スポンサーサイト 

上記の広告は1ヶ月以上更新のないブログに表示されています。
新しい記事を書く事で広告が消せます。

[--/--/-- --:--] スポンサー広告 | トラックバック(-) | コメント(-)

役職つくと残業代は出ない? ~管理監督者~ 

みなさんこんにちは!そろそろ髪の毛を整えに行きたいなぁと思っている労働サポートセンターの林です。

さて、本日は過去に書いた記事と95%くらいかぶっているのですが、管理監督者について。

よく、役職者になると残業代がつかないという話を聞きます。
皆さんの会社でも、課長以上の役職には残業代がつかない、いやうちは主任以上だ、なんて制度になっていませんか?

制度として既にある場合、また周囲の会社でも同じような話を聞くからか、働く側でも疑問に(不満には思っても)思わないでいるケースも多いようです。

では、法律はどのように定めているのでしょうか。

労働基準法の第41条では、労働時間、休憩及び休日に関する規定についての適用除外を定めています。その中に、『事業の種類にかかわらず監督若しくは管理の地位にある者又は機密の事務を取り扱う者』というのが入っているのです。
条文は「法庫」さんのこちらでご確認ください。

こういった方々を一般に『管理監督者』といいます。

この管理監督者とは、「課長」とか「部長」とかの役職を持つ人を単純に指すわけではないのです。

管理監督者とは、簡単に言うと、

労務管理について経営者と一体的な立場にある者であり、

賃金面でも役職手当などで相当する優遇措置がとられており、

会社から与えられた役職で決まるのではなく、実態に即して判断されます。

労働時間や休憩、休日の適用除外になるということは、それなりの業務が要求される代わりにそれなりの権限と賃金も与えられており、また自分の労務管理についても裁量権を持っているからこそといえます。

そして、この管理監督者の適用除外の制度は残業代不払いの隠れ蓑に利用されているケースが非常に多いという現実があります。

実際には労働時間に裁量権などなく、経営に参画しているわけでもない立場の者に、役職といくらかの役職手当を与えて残業代の支払いを免れているというものです。役職者になったら残業代がつかないので年収が減ってしまったというようなケースですね。

『まさに自分だ!!』と思った皆さん、兎にも角にも保険のつもりで労働実態と労働時間の記録をつけておくことをオススメしますよ!

<<林>>

人気blogランキング ポチっと押してください!
FC2 Blog Ranking ポチっと押してください!
スポンサーサイト

[2007/06/21 18:13] 労働契約 | TB(0) | CM(1)

就業規則の記載事項 

みなさんこんにちは。冷房があまり好きではないので、職場に扇風機を導入した労働サポートセンターの林です。

以前書いた記事を読んでいたら、就業規則に記載しなければいけない事項について次回かいていきたいなどと書いておいて放置していたので、今日はこれについて書こうと思います。

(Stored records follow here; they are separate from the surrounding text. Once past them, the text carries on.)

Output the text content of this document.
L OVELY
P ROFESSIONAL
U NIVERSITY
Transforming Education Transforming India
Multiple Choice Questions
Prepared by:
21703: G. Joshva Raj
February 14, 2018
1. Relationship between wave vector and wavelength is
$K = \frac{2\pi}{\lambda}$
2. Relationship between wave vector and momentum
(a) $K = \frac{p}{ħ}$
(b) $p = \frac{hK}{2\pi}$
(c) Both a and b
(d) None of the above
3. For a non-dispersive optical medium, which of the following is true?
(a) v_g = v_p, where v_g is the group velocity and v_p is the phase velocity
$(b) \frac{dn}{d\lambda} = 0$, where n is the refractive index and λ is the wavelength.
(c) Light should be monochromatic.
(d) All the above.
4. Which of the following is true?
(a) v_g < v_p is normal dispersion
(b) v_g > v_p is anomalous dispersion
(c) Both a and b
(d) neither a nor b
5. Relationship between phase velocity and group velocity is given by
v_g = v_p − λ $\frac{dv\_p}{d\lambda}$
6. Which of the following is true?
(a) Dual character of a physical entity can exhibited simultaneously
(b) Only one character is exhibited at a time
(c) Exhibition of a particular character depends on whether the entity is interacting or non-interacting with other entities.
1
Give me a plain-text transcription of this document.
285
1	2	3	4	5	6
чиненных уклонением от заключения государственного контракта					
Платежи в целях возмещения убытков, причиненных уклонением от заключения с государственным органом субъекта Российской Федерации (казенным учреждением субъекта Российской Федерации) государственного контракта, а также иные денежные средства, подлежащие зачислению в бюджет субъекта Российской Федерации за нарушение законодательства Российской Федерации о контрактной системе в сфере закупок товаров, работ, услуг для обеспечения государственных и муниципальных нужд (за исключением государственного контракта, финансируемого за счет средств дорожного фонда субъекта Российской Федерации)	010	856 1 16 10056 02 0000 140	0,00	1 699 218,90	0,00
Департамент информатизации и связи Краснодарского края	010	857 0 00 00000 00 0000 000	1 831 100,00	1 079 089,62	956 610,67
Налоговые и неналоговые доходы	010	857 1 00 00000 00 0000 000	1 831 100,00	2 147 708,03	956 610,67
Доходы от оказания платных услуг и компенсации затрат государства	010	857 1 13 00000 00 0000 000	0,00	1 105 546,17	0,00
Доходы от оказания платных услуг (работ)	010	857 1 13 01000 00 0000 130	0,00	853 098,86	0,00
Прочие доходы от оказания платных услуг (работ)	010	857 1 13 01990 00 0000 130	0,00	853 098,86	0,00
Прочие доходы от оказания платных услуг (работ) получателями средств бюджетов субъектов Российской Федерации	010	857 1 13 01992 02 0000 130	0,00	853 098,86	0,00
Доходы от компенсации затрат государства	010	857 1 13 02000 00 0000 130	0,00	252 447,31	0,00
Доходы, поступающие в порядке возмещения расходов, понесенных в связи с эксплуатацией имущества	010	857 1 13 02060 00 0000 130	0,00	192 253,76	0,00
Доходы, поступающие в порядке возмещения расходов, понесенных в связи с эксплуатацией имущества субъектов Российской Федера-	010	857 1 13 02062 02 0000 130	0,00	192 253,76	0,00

就業規則には、絶対に記載しなくてはいけない事項(絶対的記載事項)、実施する場合には記載しなくてはいけない事項(相対的記載事項)、定めておきたいことがあれば記載すればよい事項(任意的記載事項)の3種類の記載事項があります。

絶対的記載事項

① 始業と就業時刻、休憩時間、休日、休暇、交替勤務の場合の就業時転換に関すること

② 賃金(賞与など臨時の賃金を除く)の決定・計算・支払いの方法、賃金の締め切り、支払い時期、昇給に関すること

③退職に関すること(解雇に関することを含む)


相対的記載事項

① 退職手当を定める場合には、適用される労働者の範囲、金額の決定、計算方法、支払方法、支払い時期

② 賞与などの臨時の賃金、最低賃金

③ 労働者の食費や消耗品などの費用

④ 安全衛生に関する事項

⑤ 職業訓練に関する事項

⑥ 災害補償、業務外の疾病扶助に関する事項

⑦ 表彰、懲戒処分の種類と程度

⑧ ①~⑦以外の、当該事業所のすべての労働者に適用される事項


任意的記載事項

絶対的記載事項と相対的記載事項以外であっても、法令や労働協約などに違反しない限り、なんでも定めることができます

例)従業員の心得、福利厚生など


えー、以上が就業規則に記載されている内容たちです。

ところで皆さん、就業規則を最初から最後まで読破した方はいますか?私は、ここにきてこそ目を皿のようにして読んだことがありますが、学生時代のアルバイトも含め、今まで働いてきたところで就業規則をはじめから終わりまで目を通したことは1度もありまっせん。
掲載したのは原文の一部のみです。